Kelly Hayhow is one of our MVP gems - her long-standing passion for wildlife has morphed into an often full-time job as she hand-rears or rehabilitates injured or orphaned animals.  

"My passion for wildlife is certainly inherited from my mum, I remember as a child she hand reared a baby sparrow in a cage on the bedroom windowsill, the sparrows parents would come down and feed it as well. So it was only natural that I would go into a career in caring for animals.

Working in a vets since I was 15 has given me invaluable experience and skills with wildlife along with volunteering in a wildlife hospital every other weekend assisting with their rescues as well. Here at MVP while we are not a wildlife hospital we still have many injured/orphaned birds and animals brought into us.  I'm very lucky that we have a separate quiet isolation ward for wildlife away from the hustle and bustle of the busy practice, here it can stay while being assessed for the appropriate course of action.

The vets are always willing to give everything a fighting chance wherever possible and the cost of this is generously absorbed by the practice. When the time comes for the wildlife to leave the practice it is usually in a cage bound for my house or my mums who helps out tremendously with the space and rehabilitation.

We have various runs, cages, aviarys and sheds to accommodate the wide variety of visiting wildlife such as hedgehogs, geese, swans, corvids, the odd badger, fox and many many blackbirds to name but a few.
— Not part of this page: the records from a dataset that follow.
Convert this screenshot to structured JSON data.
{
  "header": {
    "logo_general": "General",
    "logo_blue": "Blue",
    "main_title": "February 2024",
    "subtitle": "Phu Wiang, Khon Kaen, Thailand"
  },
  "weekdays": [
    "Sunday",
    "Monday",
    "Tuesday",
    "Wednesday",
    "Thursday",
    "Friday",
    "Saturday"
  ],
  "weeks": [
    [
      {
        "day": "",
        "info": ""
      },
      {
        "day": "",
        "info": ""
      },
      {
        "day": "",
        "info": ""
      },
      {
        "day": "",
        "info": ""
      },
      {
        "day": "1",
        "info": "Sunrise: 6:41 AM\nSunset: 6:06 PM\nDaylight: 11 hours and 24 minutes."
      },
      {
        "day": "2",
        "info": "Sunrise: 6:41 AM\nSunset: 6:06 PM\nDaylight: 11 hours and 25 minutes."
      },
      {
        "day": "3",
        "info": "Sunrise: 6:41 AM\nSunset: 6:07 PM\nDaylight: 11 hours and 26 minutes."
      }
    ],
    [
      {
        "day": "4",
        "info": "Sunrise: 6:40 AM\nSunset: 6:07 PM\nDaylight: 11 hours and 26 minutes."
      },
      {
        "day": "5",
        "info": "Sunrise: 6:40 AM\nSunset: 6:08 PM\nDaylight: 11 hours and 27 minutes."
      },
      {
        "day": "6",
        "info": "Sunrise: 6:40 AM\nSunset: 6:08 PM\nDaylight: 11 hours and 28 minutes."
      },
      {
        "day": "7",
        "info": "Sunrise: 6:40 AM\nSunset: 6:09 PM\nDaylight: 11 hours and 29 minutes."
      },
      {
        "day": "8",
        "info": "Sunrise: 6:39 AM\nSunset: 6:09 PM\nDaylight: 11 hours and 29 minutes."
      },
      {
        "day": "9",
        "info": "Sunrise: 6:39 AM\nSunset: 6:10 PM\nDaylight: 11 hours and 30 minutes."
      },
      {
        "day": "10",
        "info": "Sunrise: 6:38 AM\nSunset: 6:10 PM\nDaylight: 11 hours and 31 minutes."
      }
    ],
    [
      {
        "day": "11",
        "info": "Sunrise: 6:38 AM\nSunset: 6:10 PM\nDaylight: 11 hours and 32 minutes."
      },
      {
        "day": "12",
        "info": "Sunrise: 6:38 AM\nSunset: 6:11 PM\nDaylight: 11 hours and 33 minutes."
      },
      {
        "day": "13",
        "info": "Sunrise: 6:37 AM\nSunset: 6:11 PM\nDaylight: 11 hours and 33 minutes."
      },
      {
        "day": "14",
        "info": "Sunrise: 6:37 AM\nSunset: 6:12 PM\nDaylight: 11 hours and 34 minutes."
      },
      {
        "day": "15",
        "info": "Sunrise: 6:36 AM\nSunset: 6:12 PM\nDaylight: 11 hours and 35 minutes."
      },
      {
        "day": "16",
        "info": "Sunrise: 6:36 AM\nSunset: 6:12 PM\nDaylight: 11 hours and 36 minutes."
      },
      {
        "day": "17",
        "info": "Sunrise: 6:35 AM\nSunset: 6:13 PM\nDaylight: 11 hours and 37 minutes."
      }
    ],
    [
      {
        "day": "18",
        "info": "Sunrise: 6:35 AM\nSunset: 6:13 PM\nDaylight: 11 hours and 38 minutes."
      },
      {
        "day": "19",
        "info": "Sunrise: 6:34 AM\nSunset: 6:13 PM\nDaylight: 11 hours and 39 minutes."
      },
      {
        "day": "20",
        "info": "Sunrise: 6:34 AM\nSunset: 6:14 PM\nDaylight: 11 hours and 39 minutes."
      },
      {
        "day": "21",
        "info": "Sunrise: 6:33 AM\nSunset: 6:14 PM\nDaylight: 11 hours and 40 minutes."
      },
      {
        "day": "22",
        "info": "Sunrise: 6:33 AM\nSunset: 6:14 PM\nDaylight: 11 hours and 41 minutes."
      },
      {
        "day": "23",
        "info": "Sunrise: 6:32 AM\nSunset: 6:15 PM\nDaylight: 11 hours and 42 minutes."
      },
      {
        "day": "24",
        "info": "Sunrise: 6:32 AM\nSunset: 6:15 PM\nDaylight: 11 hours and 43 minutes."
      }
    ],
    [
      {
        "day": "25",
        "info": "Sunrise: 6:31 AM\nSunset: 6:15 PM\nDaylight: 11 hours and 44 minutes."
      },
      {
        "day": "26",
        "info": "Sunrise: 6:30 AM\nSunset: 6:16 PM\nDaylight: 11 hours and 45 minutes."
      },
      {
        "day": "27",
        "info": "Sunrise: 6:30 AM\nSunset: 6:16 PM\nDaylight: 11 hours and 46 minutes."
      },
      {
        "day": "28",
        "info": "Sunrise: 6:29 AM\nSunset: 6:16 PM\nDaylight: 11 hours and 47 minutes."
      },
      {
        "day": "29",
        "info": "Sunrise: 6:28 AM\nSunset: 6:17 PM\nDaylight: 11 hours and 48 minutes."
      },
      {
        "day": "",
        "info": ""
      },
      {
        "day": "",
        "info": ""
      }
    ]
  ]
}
My most memorable rescue/hand rear was a one day old fawn called Frankie, who lived with us for 18 months before moving to a wildlife centre in Gloucester.  He was certainly my most challenging but most rewarding rescue!

My favourite creature has to be the hedgehog, this year has been our busiest year by far, many of them are still with us overwintering until their release in the spring. My very special case this year is "Hope", she was brought to MVP by a member of the public after being found out in daylight (a hedgehog out in daylight always needs help). She weighed just 50g, was covered in fly eggs which would have quickly hatched into maggots. After examination and warm fluids from the vet she came home with me.  I spent 3 hours carefully removing all the fly eggs, keeping her warm and giving her small amounts of food, 4 hours later she collapsed and I thought there was no hope (excuse the pun) but not one to give up I persevered through the night. Six months later "Hope" now weighs 500g and is due for release this spring.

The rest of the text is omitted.